Reporter: David Tate
Alleghany Co., VA - As wildfires continue to burn across Virginia, in Alleghany County alone, just under 12,000 acres have been affected. Now three of the four fires in that county have merged into one.
All three fires started last Saturday along a rail line, and in the past five days the combined total burned in this fire is nearly 8,000 acres.
Along Dunlap Creek, just outside of Hematite, the smoke of burning underbrush fills the valley. As does the sound of chainsaws coming from crews working to clear anything in the fire's path that can burn.
"Day after day of extremely high wind conditions.
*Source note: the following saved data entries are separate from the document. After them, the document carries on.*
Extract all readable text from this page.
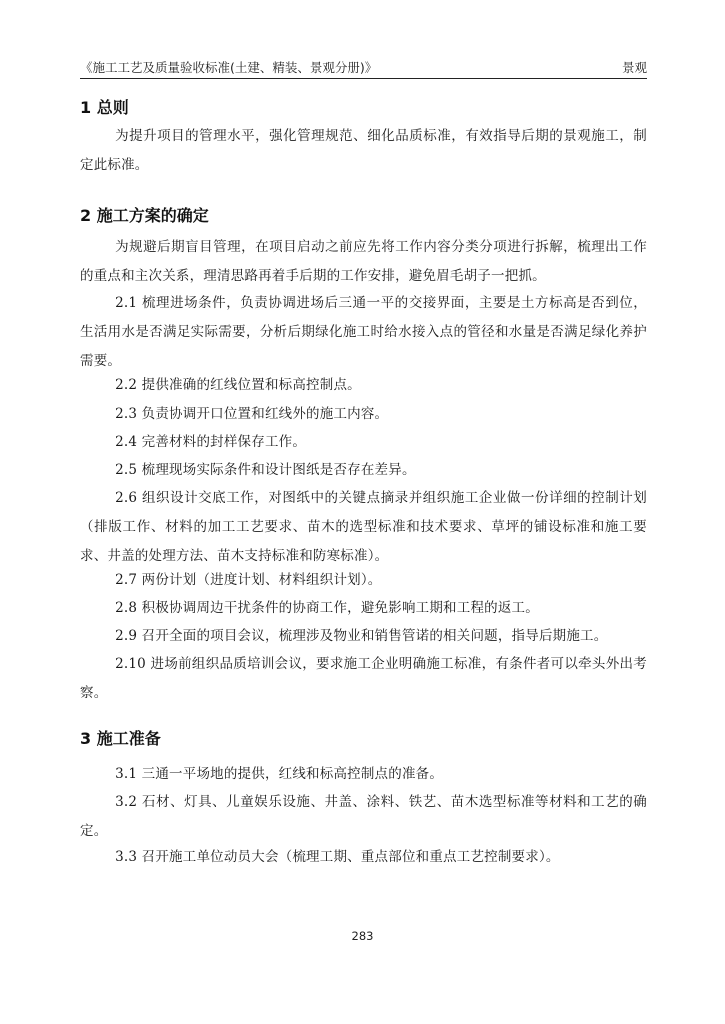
《施工工艺及质量验收标准(土建、精装、景观分册)》	景观
1 总则
为提升项目的管理水平，强化管理规范、细化品质标准，有效指导后期的景观施工，制定此标准。
2 施工方案的确定
为规避后期盲目管理，在项目启动之前应先将工作内容分类分项进行拆解，梳理出工作的重点和主次关系，理清思路再着手后期的工作安排，避免眉毛胡子一把抓。
2.1 梳理进场条件，负责协调进场后三通一平的交接界面，主要是土方标高是否到位，生活用水是否满足实际需要，分析后期绿化施工时给水接入点的管径和水量是否满足绿化养护需要。
2.2 提供准确的红线位置和标高控制点。
2.3 负责协调开口位置和红线外的施工内容。
2.4 完善材料的封样保存工作。
2.5 梳理现场实际条件和设计图纸是否存在差异。
2.6 组织设计交底工作，对图纸中的关键点摘录并组织施工企业做一份详细的控制计划（排版工作、材料的加工工艺要求、苗木的选型标准和技术要求、草坪的铺设标准和施工要求、井盖的处理方法、苗木支持标准和防寒标准）。
2.7 两份计划（进度计划、材料组织计划）。
2.8 积极协调周边干扰条件的协商工作，避免影响工期和工程的返工。
2.9 召开全面的项目会议，梳理涉及物业和销售管诺的相关问题，指导后期施工。
2.10 进场前组织品质培训会议，要求施工企业明确施工标准，有条件者可以牵头外出考察。
3 施工准备
3.1 三通一平场地的提供，红线和标高控制点的准备。
3.2 石材、灯具、儿童娱乐设施、井盖、涂料、铁艺、苗木选型标准等材料和工艺的确定。
3.3 召开施工单位动员大会（梳理工期、重点部位和重点工艺控制要求）。
283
That combined with very low humidity for Virginia for this time of year; in the teens, has resulted in what we're calling a historic event marked by catastrophic fire," said Patrick Sheridan, district ranger 38 in the James River District.
Sheridan says his biggest concern is the 8,000 acre plus Alleghany Tunnels fire, which started out as three fires along the CSX rail line last weekend.
"They were all about a mile apart and after two days two of the fires grew together, and after three days it all became one fire and that's what we've been managing since," said Sheridan.
Investigators aren't sure what caused the breakout, but wildfires have a history of being ignited by passing trains.
"It's because of carbon being expelled through the stacks of the engines... usually going upgrade. Going downgrade, historically it's been caused by brake shoes," said Alan Craft with the Southern Blue Team.
But what's important is managing it to the point it won't take out any houses, which actually is easier now that the fire is one.
"It actually does make our job a little bit simpler just dealing with one perimeter and one set of fire circumstances," said Sheridan.
A windshift earlier Thursday brought flames down the mountain in the Dunlap Creek area instead of up the mountain, which has created concern there among residents and officials alike.
The good news is that 15 to 20 men crews from as far away as Arizona are in the county trying to keep those houses safe.